Lors d'une allocution mercredi soir, Donald Trump a déclaré que les Etats-Unis avaient réussi sur le champ de bataille et que leurs objectifs militaires seraient atteints "très bientôt".
Tout en assurant vouloir conclure un accord diplomatique pour mettre fin au conflit, le président a prévenu que les Etats-Unis allaient "frapper [l'Iran] extrêmement fort au cours des deux à trois prochaines semaines. Nous allons les ramener à l'âge de pierre, là où est leur place."
Donald Trump a également déclaré que les alliés des Etats-Unis qui dépendent du pétrole du Moyen-Orient devraient "se rendre dans le détroit [d'Ormuz] et simplement le prendre, le protéger, l'utiliser pour eux-mêmes."
"L'idée qu'une résolution rapide permettra un retour aux relations d'avant le conflit et une normalisation du trafic maritime dans le détroit d'Ormuz est peu crédible", indique le département de recherche économique mondiale de Commonwealth Bank of Australia.
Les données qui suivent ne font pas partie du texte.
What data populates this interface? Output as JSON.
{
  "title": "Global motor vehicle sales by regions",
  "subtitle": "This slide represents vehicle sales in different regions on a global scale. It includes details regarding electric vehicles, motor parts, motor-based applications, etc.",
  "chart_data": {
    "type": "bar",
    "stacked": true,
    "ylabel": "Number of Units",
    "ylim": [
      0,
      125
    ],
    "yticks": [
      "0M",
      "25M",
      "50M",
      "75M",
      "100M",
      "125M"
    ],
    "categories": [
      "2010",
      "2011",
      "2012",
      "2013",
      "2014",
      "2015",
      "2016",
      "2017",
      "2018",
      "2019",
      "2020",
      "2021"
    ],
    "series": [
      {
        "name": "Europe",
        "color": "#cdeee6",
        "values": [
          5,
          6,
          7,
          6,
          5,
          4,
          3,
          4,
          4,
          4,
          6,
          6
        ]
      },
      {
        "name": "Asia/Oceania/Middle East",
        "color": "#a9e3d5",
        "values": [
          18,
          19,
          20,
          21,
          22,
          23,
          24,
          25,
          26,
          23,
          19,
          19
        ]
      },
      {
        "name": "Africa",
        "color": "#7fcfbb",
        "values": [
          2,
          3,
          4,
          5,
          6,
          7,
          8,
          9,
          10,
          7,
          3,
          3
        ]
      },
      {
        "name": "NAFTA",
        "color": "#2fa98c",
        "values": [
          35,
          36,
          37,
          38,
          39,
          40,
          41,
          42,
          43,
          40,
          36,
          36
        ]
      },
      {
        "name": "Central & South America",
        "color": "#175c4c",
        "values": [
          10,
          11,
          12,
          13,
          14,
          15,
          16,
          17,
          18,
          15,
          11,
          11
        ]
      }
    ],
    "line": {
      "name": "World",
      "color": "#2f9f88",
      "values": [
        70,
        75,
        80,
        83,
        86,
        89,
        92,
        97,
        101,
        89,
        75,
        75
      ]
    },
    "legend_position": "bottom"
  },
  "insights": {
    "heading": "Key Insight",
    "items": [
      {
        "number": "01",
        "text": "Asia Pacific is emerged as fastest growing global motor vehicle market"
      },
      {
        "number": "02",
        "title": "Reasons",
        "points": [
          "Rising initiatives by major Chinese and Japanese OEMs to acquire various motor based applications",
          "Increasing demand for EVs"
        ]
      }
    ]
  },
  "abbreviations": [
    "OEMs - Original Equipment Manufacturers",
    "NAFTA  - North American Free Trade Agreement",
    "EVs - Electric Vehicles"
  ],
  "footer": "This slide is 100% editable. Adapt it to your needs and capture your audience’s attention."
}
Vers 7h40, les contrats à terme à terme de la Bourse de New York s'inscrivaient en nette baisse. Le contrat à terme sur l'indice Dow Jones perdait 1,2%, celui sur le Nasdaq 100 abandonnait 1,8% et celui sur le S&P 500 reculait de 1,4%. Mercredi, la Bourse de New York a clôturé en hausse malgré les déclarations au ton martial de Donald Trump.
En Asie, l'indice Nikkei de la Bourse de Tokyo perdait 2,5% jeudi en fin de séance. L'indice Shanghai Composite cédait 0,8%, tandis que le Hang Seng de la Bourse de Hong Kong reculait de 1,4%.
Du côté du commerce, l'administration Trump se prépare à redéfinir son régime de tarifs douaniers sur l'acier et l'aluminium, en modifiant les droits sur les produits finis afin de simplifier la mise en conformité pour les entreprises, selon des sources citées par le Wall Street Journal.
En vertu d'une proclamation présidentielle qui pourrait être publiée cette semaine, les produits finis fabriqués avec de l'acier et de l'aluminium seraient soumis à un tarif douanier de 25%. Ce taux remplacerait le droit actuel de 50%, qui ne s'applique qu'à la valeur de l'acier ou de l'aluminium utilisé dans un produit. Le droit de douane de 50% pour les produits de base en acier et en aluminium - des biens qui sont presque entièrement constitués de ces métaux - resterait en vigueur.
OBLIGATIONS
Vers 7h40, le taux de l'obligation du Trésor américain à dix ans montait de 6,5 points de base, à 4,39%. Le taux du titre à deux ans progressait de 5,8 points de base, à 3,87%.
CHANGES
Vers 7h40, l'euro perdait 0,6%, à 1,1529 dollar. Le billet vert gagnait 0,4% face à la devise japonaise, à 159,41 yens.
PETROLE
Les contrats à terme sur le pétrole sont repartis à la hausse jeudi matin, après avoir reculé en début de séance en Asie.
Vers 7h40, le contrat de juin sur le brent de mer du Nord coté à Londres gagnait 6,14 dollars, soit 6%, à 107,30 dollars le baril. Le contrat de mai sur le brut léger doux (WTI) coté au Nymex montait de 5,28 dollars, soit 5%, à 105,40 dollars le baril.
Le marché "avait évolué sur la base d'anticipations", observe Stephen Innes, gérant à SPI Asset Management. "Mais lorsque Donald Trump a parlé, il n'a pas validé cet avenir. Il l'a perturbé."
"Le pétrole a donc fait ce que le pétrole fait toujours lorsque l'illusion se fissure. Il a bondi, non pas parce que la guerre s'est soudainement aggravée, mais parce que le marché avait prématurément intégré la perspective d'une fin prochaine du conflit", explique Stephen Innes.